The approach many governments around the world have taken to the pandemic is to ‘flatten the curve’ in order to bring the R number down to below one. Nationwide lockdowns, limiting the number of times you can leave your home each day, a ban on in-person social gatherings and the closure of schools and universities are some of the most intense actions we have seen taken.

As effective as those measures have been in fighting the virus, they brought consequences for our basic social and economic rights. The pandemic has dramatically exposed economic inequalities, especially in countries with limited social protection systems, and in all countries, it is the most vulnerable members of society who are living with the true impact of crisis.

Arguably, one of the most harmful responses to Covid-19 has been to make it harder for people to live healthy and active lives.

Closures of parks, outdoor spaces, gyms, and a ban on all amateur outdoor sporting events have led to a 13% decrease in physical activity across all age groups. It is no secret that regular exercise brings with it a number of physical benefits – maintaining a healthy weight, increased energy levels and better sleep quality – but is also brings valuable mental health benefits too and can help reduce stress, improve memory retention and boost a person’s overall sense of wellbeing.

The social isolation many of us have experienced during the pandemic has had profound psychological and social effects.

Alcohol has become a coping mechanism for many, and economic adversity, alcoholism and isolation are behind the rise in suicides as a result of Covid-19. Around 55% of adults report that their mental health has suffered due to worry and stress during the pandemic, which should be a huge concern for all of society.

Government interventions to date have been based on the tactic of survival until there is a vaccine. As such, governments have not taken the opportunity to create a whole-health approach to health. It is now time for them to act as a matter of urgency by investing more in health promotion and ill-health prevention to help encourage people to remain healthy, and as a measure to tackle Covid-19 head on.

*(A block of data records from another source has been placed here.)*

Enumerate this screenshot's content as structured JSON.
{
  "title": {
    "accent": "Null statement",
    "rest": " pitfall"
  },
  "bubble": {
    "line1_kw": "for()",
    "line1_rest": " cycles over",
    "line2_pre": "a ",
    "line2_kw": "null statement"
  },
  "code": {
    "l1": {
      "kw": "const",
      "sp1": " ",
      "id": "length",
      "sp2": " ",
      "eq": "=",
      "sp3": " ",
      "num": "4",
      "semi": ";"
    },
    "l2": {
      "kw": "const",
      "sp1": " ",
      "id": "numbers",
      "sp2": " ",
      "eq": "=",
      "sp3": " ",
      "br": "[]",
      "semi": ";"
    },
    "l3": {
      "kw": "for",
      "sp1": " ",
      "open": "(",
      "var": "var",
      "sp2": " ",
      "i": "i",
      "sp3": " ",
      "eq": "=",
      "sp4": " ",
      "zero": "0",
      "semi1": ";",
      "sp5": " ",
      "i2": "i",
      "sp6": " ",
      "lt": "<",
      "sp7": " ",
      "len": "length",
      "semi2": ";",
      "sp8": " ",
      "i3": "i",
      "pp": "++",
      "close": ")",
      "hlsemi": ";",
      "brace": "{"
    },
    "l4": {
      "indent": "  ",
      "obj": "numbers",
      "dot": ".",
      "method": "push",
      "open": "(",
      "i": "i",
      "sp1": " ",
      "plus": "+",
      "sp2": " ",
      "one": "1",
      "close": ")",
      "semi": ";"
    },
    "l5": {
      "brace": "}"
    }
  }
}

Action needs to be taken that will help us build structural resilience to deal with the virus in the longer term. Improved prevention polices – such as introducing a sugar tax to cut obesity rates – can foster a change of mentality and better equip people to use their whole health to build resilience against the physical and mental effects of infection.

If Covid-19 has taught us anything, it is how important it is to look after our own physical and emotional wellbeing by exercising, healthy eating and goal-setting in a good state of health, with a decent level of resilience to stay mentally sustained.

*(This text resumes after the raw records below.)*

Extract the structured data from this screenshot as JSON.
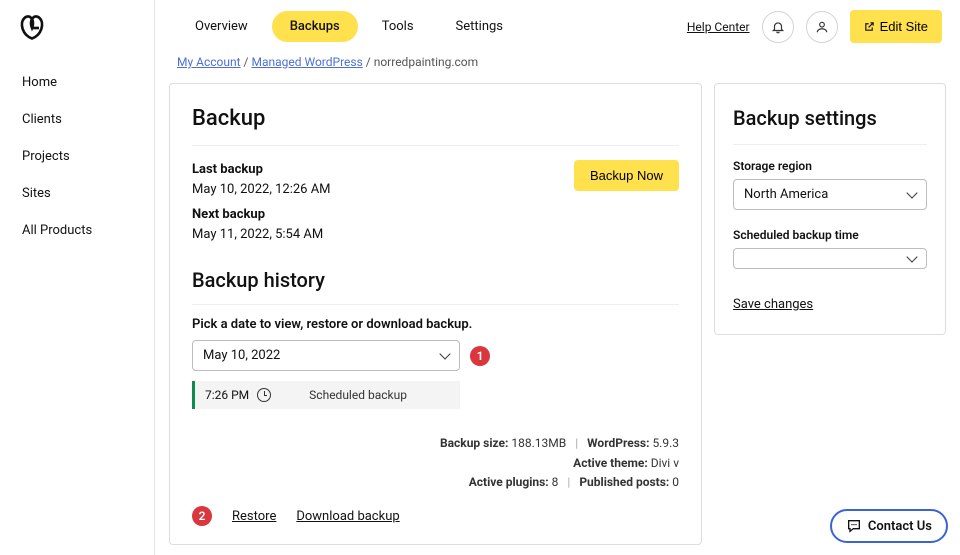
{
  "sidebar": {
    "items": [
      {
        "label": "Home"
      },
      {
        "label": "Clients"
      },
      {
        "label": "Projects"
      },
      {
        "label": "Sites"
      },
      {
        "label": "All Products"
      }
    ]
  },
  "topbar": {
    "tabs": [
      {
        "label": "Overview"
      },
      {
        "label": "Backups"
      },
      {
        "label": "Tools"
      },
      {
        "label": "Settings"
      }
    ],
    "help_label": "Help Center",
    "edit_site_label": "Edit Site"
  },
  "breadcrumb": {
    "account": "My Account",
    "managed": "Managed WordPress",
    "site": "norredpainting.com",
    "sep": " / "
  },
  "backup": {
    "title": "Backup",
    "last_label": "Last backup",
    "last_value": "May 10, 2022, 12:26 AM",
    "next_label": "Next backup",
    "next_value": "May 11, 2022, 5:54 AM",
    "now_label": "Backup Now",
    "history_title": "Backup history",
    "pick_label": "Pick a date to view, restore or download backup.",
    "date_value": "May 10, 2022",
    "row_time": "7:26 PM",
    "row_type": "Scheduled backup",
    "badge1": "1",
    "badge2": "2",
    "meta": {
      "size_label": "Backup size:",
      "size_value": "188.13MB",
      "wp_label": "WordPress:",
      "wp_value": "5.9.3",
      "theme_label": "Active theme:",
      "theme_value": "Divi v",
      "plugins_label": "Active plugins:",
      "plugins_value": "8",
      "posts_label": "Published posts:",
      "posts_value": "0"
    },
    "restore_label": "Restore",
    "download_label": "Download backup"
  },
  "settings": {
    "title": "Backup settings",
    "region_label": "Storage region",
    "region_value": "North America",
    "time_label": "Scheduled backup time",
    "time_value": "",
    "save_label": "Save changes"
  },
  "contact": {
    "label": "Contact Us"
  }
}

While governments may need to adapt their approach to Covid-19, employers also have a role to play. By taking a holistic approach to whole health through the creation of a robust wellness strategy, ‘human-centred’ employers can establish a culture of health within their business.

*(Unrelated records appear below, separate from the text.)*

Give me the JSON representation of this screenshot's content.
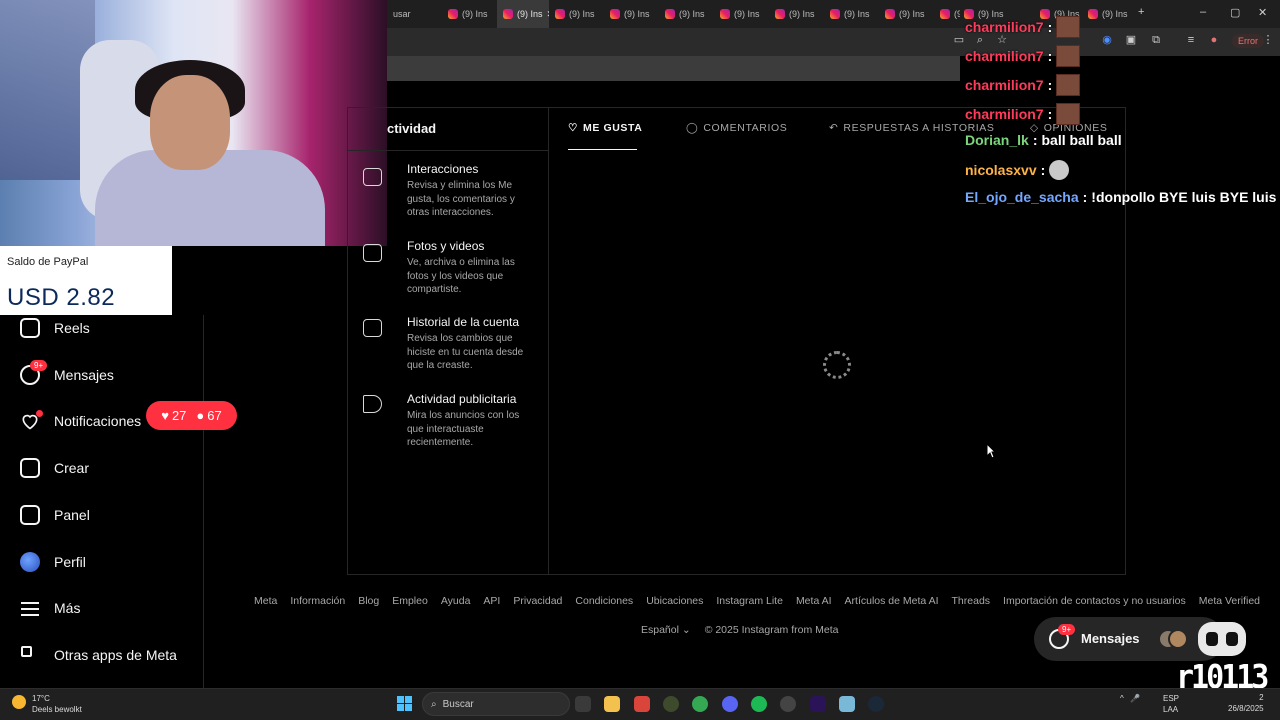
{
  "browser": {
    "tabs": [
      {
        "label": "usar"
      },
      {
        "label": "(9) Ins"
      },
      {
        "label": "(9) Ins",
        "active": true
      },
      {
        "label": "(9) Ins"
      },
      {
        "label": "(9) Ins"
      },
      {
        "label": "(9) Ins"
      },
      {
        "label": "(9) Ins"
      },
      {
        "label": "(9) Ins"
      },
      {
        "label": "(9) Ins"
      },
      {
        "label": "(9) Ins"
      },
      {
        "label": "(9) Ins"
      }
    ],
    "right_tabs": [
      "(9) Ins",
      "(9) Ins",
      "(9) Ins"
    ],
    "error_label": "Error"
  },
  "paypal": {
    "title": "Saldo de PayPal",
    "balance": "USD 2.82"
  },
  "sidebar": {
    "items": [
      {
        "label": "Reels",
        "icon": "reels-icon"
      },
      {
        "label": "Mensajes",
        "icon": "messenger-icon",
        "badge": "9+"
      },
      {
        "label": "Notificaciones",
        "icon": "heart-icon"
      },
      {
        "label": "Crear",
        "icon": "plus-square-icon"
      },
      {
        "label": "Panel",
        "icon": "dashboard-icon"
      },
      {
        "label": "Perfil",
        "icon": "avatar"
      },
      {
        "label": "Más",
        "icon": "menu-icon"
      },
      {
        "label": "Otras apps de Meta",
        "icon": "meta-apps-icon"
      }
    ],
    "notif_pill": {
      "likes": "27",
      "followers": "67"
    }
  },
  "activity": {
    "title": "ctividad",
    "items": [
      {
        "heading": "Interacciones",
        "desc": "Revisa y elimina los Me gusta, los comentarios y otras interacciones.",
        "icon": "interactions-icon"
      },
      {
        "heading": "Fotos y videos",
        "desc": "Ve, archiva o elimina las fotos y los videos que compartiste.",
        "icon": "photos-icon"
      },
      {
        "heading": "Historial de la cuenta",
        "desc": "Revisa los cambios que hiciste en tu cuenta desde que la creaste.",
        "icon": "calendar-icon"
      },
      {
        "heading": "Actividad publicitaria",
        "desc": "Mira los anuncios con los que interactuaste recientemente.",
        "icon": "megaphone-icon"
      }
    ],
    "tabs": [
      {
        "label": "ME GUSTA",
        "icon": "heart-icon"
      },
      {
        "label": "COMENTARIOS",
        "icon": "comment-icon"
      },
      {
        "label": "RESPUESTAS A HISTORIAS",
        "icon": "reply-icon"
      },
      {
        "label": "OPINIONES",
        "icon": "tag-icon"
      }
    ]
  },
  "chat": [
    {
      "user": "charmilion7",
      "msg": "",
      "emote": true,
      "cls": "u1"
    },
    {
      "user": "charmilion7",
      "msg": "",
      "emote": true,
      "cls": "u1"
    },
    {
      "user": "charmilion7",
      "msg": "",
      "emote": true,
      "cls": "u1"
    },
    {
      "user": "charmilion7",
      "msg": "",
      "emote": true,
      "cls": "u1"
    },
    {
      "user": "Dorian_lk",
      "msg": "ball ball ball",
      "emote": false,
      "cls": "u2"
    },
    {
      "user": "nicolasxvv",
      "msg": "",
      "emote": true,
      "cls": "u3"
    },
    {
      "user": "El_ojo_de_sacha",
      "msg": "!donpollo BYE luis BYE luis",
      "emote": false,
      "cls": "u4"
    }
  ],
  "footer": {
    "links": [
      "Meta",
      "Información",
      "Blog",
      "Empleo",
      "Ayuda",
      "API",
      "Privacidad",
      "Condiciones",
      "Ubicaciones",
      "Instagram Lite",
      "Meta AI",
      "Artículos de Meta AI",
      "Threads",
      "Importación de contactos y no usuarios",
      "Meta Verified"
    ],
    "language": "Español",
    "copyright": "© 2025 Instagram from Meta"
  },
  "messages_float": {
    "label": "Mensajes",
    "badge": "9+"
  },
  "logo_text": "r10113",
  "taskbar": {
    "weather_temp": "17°C",
    "weather_desc": "Deels bewolkt",
    "search_placeholder": "Buscar",
    "lang1": "ESP",
    "lang2": "LAA",
    "time": "2",
    "date": "26/8/2025"
  }
}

Focussing on recognising and supporting mental health is fundamental to ensuring a healthy, engaged and productive workforce, which should be a key priority for every business.

Future pandemics and global health crises are undoubtedly unavoidable, and while maintaining a healthy lifestyle will not guarantee immunity from illnesses, the improvement to our overall health and wellness will only be a positive move in helping against the risk of infection and limit the impact of future pandemics.

Arjan Toor is chief executive of Cigna Europe.